A total of 54 EC samples from three EMs subtypes (OE, PE, DIE) and 58 EU samples were analyzed, from which we obtained 148 common DEGs among three subtypes, and 729 specific DEGs in OE, 777 specific DEGs in PE and 36 specific DEGs in DIE. The most enriched pathway of 148 shared DEGs was arachidonic acid (AA) metabolism, in which most genes were up-regulated in EC, indicating inflammation was the most common pathogenesis of three subtypes. Besides, five hub genes AURKB, RRM2, DTL, CCNB1, CCNB2 identified from the PPI network constructed by 148 shared DEGs were all associated with cell cycle and mitosis, and down-regulated in EC, suggesting a slow and controlled proliferation in ectopic lesions. The KEGG pathway analysis of specific DEGs in each subtype revealed that abnormal ovarian steroidogenesis was a prominent feature in OE; OE and DIE seems to be at more risk of malignant development since both of their specific DEGs were enriched in the pathways in cancer, though enriched genes were different, while PE tended to be more associated with dysregulated peritoneal immune and inflammatory microenvironment.
By integrated bioinformatic analysis, we explored common and specific molecular signatures among different subtypes of endometriosis: activated arachidonic acid (AA) metabolism-related inflammatory process and a slow and controlled proliferation in ectopic lesions were common features in OE, PE and DIE; OE and DIE seemed to be at more risk of malignant development while PE tended to be more associated with dysregulated peritoneal immune and inflammatory microenvironment, all of which could deepen our perception of endometriosis.
确定三种明确的子宫内膜异位症(EMs)亚型的共同和特定分子机制:卵巢子宫内膜异位症(OE)、腹膜子宫内膜异位症(PE)和深部浸润性子宫内膜异位症(DIE)。
从公共数据库下载四个微阵列数据集:用于OE的GSE7305和GSE7307、用于PE的E-MTAB-694以及用于DIE的GSE25628,并进行分析以比较EMs患者的异位病灶(EC)和在位内膜(EU)。使用limma软件包鉴定出的差异表达基因(DEGs)分为两部分:三种亚型之间的共同DEGs和各亚型中的特定DEGs,随后对这两部分基因均进行京都基因与基因组百科全书(KEGG)通路富集分析。通过共同DEGs构建蛋白质-蛋白质相互作用(PPI)网络,并从PPI网络中筛选出五个枢纽基因。
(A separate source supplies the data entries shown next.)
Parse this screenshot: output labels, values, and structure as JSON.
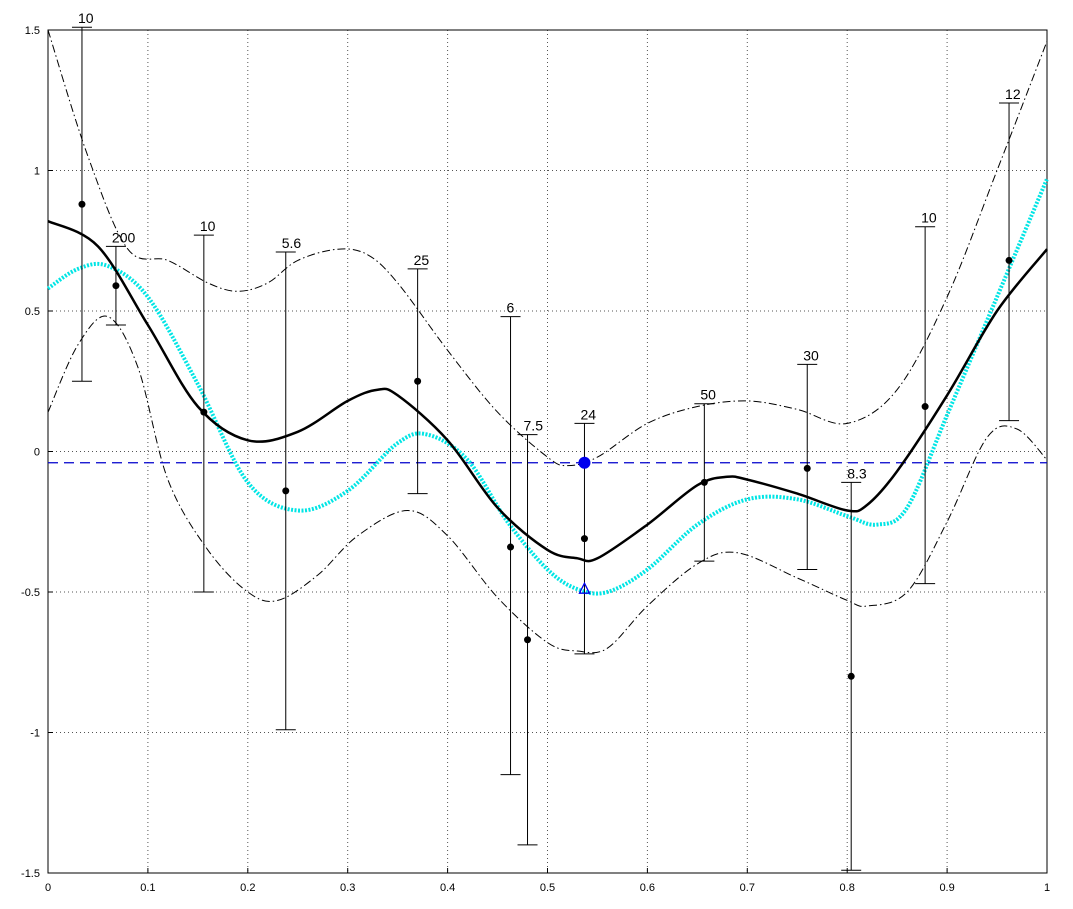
{
  "chart_data": {
    "type": "scatter",
    "title": "",
    "xlabel": "",
    "ylabel": "",
    "xlim": [
      0,
      1
    ],
    "ylim": [
      -1.5,
      1.5
    ],
    "grid": true,
    "x_ticks": [
      "0",
      "0.1",
      "0.2",
      "0.3",
      "0.4",
      "0.5",
      "0.6",
      "0.7",
      "0.8",
      "0.9",
      "1"
    ],
    "y_ticks": [
      "1.5",
      "1",
      "0.5",
      "0",
      "-0.5",
      "-1",
      "-1.5"
    ],
    "colors": {
      "mean_curve": "#000000",
      "alt_curve": "#00e5e5",
      "bounds": "#000000",
      "reference_line": "#0000cc",
      "highlight": "#0000ee",
      "points": "#000000"
    },
    "points": [
      {
        "x": 0.034,
        "y": 0.88,
        "low": 0.25,
        "high": 1.51,
        "label": "10"
      },
      {
        "x": 0.068,
        "y": 0.59,
        "low": 0.45,
        "high": 0.73,
        "label": "200"
      },
      {
        "x": 0.156,
        "y": 0.14,
        "low": -0.5,
        "high": 0.77,
        "label": "10"
      },
      {
        "x": 0.238,
        "y": -0.14,
        "low": -0.99,
        "high": 0.71,
        "label": "5.6"
      },
      {
        "x": 0.37,
        "y": 0.25,
        "low": -0.15,
        "high": 0.65,
        "label": "25"
      },
      {
        "x": 0.463,
        "y": -0.34,
        "low": -1.15,
        "high": 0.48,
        "label": "6"
      },
      {
        "x": 0.48,
        "y": -0.67,
        "low": -1.4,
        "high": 0.06,
        "label": "7.5"
      },
      {
        "x": 0.537,
        "y": -0.31,
        "low": -0.72,
        "high": 0.1,
        "label": "24"
      },
      {
        "x": 0.657,
        "y": -0.11,
        "low": -0.39,
        "high": 0.17,
        "label": "50"
      },
      {
        "x": 0.76,
        "y": -0.06,
        "low": -0.42,
        "high": 0.31,
        "label": "30"
      },
      {
        "x": 0.804,
        "y": -0.8,
        "low": -1.49,
        "high": -0.11,
        "label": "8.3"
      },
      {
        "x": 0.878,
        "y": 0.16,
        "low": -0.47,
        "high": 0.8,
        "label": "10"
      },
      {
        "x": 0.962,
        "y": 0.68,
        "low": 0.11,
        "high": 1.24,
        "label": "12"
      }
    ],
    "highlight_point": {
      "x": 0.537,
      "y": -0.04
    },
    "marker_point": {
      "x": 0.537,
      "y": -0.49
    },
    "reference_line_y": -0.04,
    "mean_curve": {
      "x": [
        0,
        0.05,
        0.1,
        0.15,
        0.2,
        0.25,
        0.3,
        0.33,
        0.35,
        0.4,
        0.45,
        0.5,
        0.53,
        0.55,
        0.6,
        0.65,
        0.68,
        0.7,
        0.75,
        0.8,
        0.82,
        0.85,
        0.9,
        0.95,
        1
      ],
      "y": [
        0.82,
        0.73,
        0.45,
        0.16,
        0.04,
        0.07,
        0.18,
        0.22,
        0.2,
        0.04,
        -0.2,
        -0.35,
        -0.38,
        -0.38,
        -0.26,
        -0.12,
        -0.09,
        -0.1,
        -0.15,
        -0.21,
        -0.19,
        -0.07,
        0.2,
        0.5,
        0.72
      ]
    },
    "alt_curve": {
      "x": [
        0,
        0.03,
        0.06,
        0.1,
        0.15,
        0.2,
        0.25,
        0.3,
        0.35,
        0.38,
        0.42,
        0.46,
        0.5,
        0.53,
        0.56,
        0.6,
        0.65,
        0.7,
        0.75,
        0.8,
        0.83,
        0.86,
        0.9,
        0.95,
        1
      ],
      "y": [
        0.58,
        0.65,
        0.66,
        0.55,
        0.24,
        -0.11,
        -0.21,
        -0.14,
        0.03,
        0.06,
        -0.03,
        -0.25,
        -0.42,
        -0.49,
        -0.5,
        -0.42,
        -0.26,
        -0.17,
        -0.17,
        -0.23,
        -0.26,
        -0.2,
        0.13,
        0.55,
        0.97
      ]
    },
    "upper_bound": {
      "x": [
        0,
        0.04,
        0.08,
        0.12,
        0.16,
        0.19,
        0.22,
        0.25,
        0.29,
        0.32,
        0.35,
        0.4,
        0.45,
        0.5,
        0.52,
        0.55,
        0.6,
        0.65,
        0.7,
        0.75,
        0.8,
        0.85,
        0.9,
        0.95,
        1
      ],
      "y": [
        1.5,
        1.05,
        0.72,
        0.68,
        0.6,
        0.57,
        0.6,
        0.68,
        0.72,
        0.7,
        0.6,
        0.36,
        0.14,
        -0.02,
        -0.05,
        -0.02,
        0.1,
        0.16,
        0.18,
        0.15,
        0.1,
        0.22,
        0.55,
        1.0,
        1.46
      ]
    },
    "lower_bound": {
      "x": [
        0,
        0.03,
        0.06,
        0.09,
        0.12,
        0.16,
        0.2,
        0.23,
        0.27,
        0.31,
        0.36,
        0.4,
        0.45,
        0.5,
        0.53,
        0.56,
        0.6,
        0.65,
        0.69,
        0.75,
        0.8,
        0.82,
        0.86,
        0.9,
        0.94,
        0.97,
        1
      ],
      "y": [
        0.14,
        0.38,
        0.48,
        0.3,
        -0.1,
        -0.35,
        -0.5,
        -0.53,
        -0.44,
        -0.3,
        -0.21,
        -0.3,
        -0.52,
        -0.68,
        -0.71,
        -0.7,
        -0.55,
        -0.4,
        -0.36,
        -0.45,
        -0.53,
        -0.55,
        -0.5,
        -0.25,
        0.05,
        0.08,
        -0.03
      ]
    }
  }
}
此外,在一个独立的OE RNA测序数据集GSE105764中进一步验证了这五个枢纽基因以及选定的感兴趣的通路相关基因。
共分析了来自三种EMs亚型(OE、PE、DIE)的54个EC样本和58个EU样本,从中我们获得了三种亚型之间的148个共同DEGs,以及OE中的729个特定DEGs、PE中的777个特定DEGs和DIE中的36个特定DEGs。148个共享DEGs中最富集的通路是花生四烯酸(AA)代谢,其中大多数基因在EC中上调,表明炎症是三种亚型最常见的发病机制。此外,从由148个共享DEGs构建的PPI网络中鉴定出的五个枢纽基因AURKB、RRM2、DTL、CCNB1、CCNB2均与细胞周期和有丝分裂相关,且在EC中下调,提示异位病灶中增殖缓慢且受到控制。对各亚型中特定DEGs的KEGG通路分析显示,异常的卵巢类固醇生成是OE的一个突出特征;OE和DIE似乎有更高的恶性发展风险,因为它们的特定DEGs均在癌症相关通路中富集,尽管富集的基因不同,而PE则更倾向于与腹膜免疫和炎症微环境失调相关。
通过综合生物信息学分析,我们探索了不同亚型子宫内膜异位症之间的共同和特定分子特征:激活的花生四烯酸(AA)代谢相关炎症过程以及异位病灶中增殖缓慢且受到控制是OE、PE和DIE的共同特征;OE和DIE似乎有更高的恶性发展风险,而PE则更倾向于与腹膜免疫和炎症微环境失调相关,所有这些都可以加深我们对子宫内膜异位症的认识。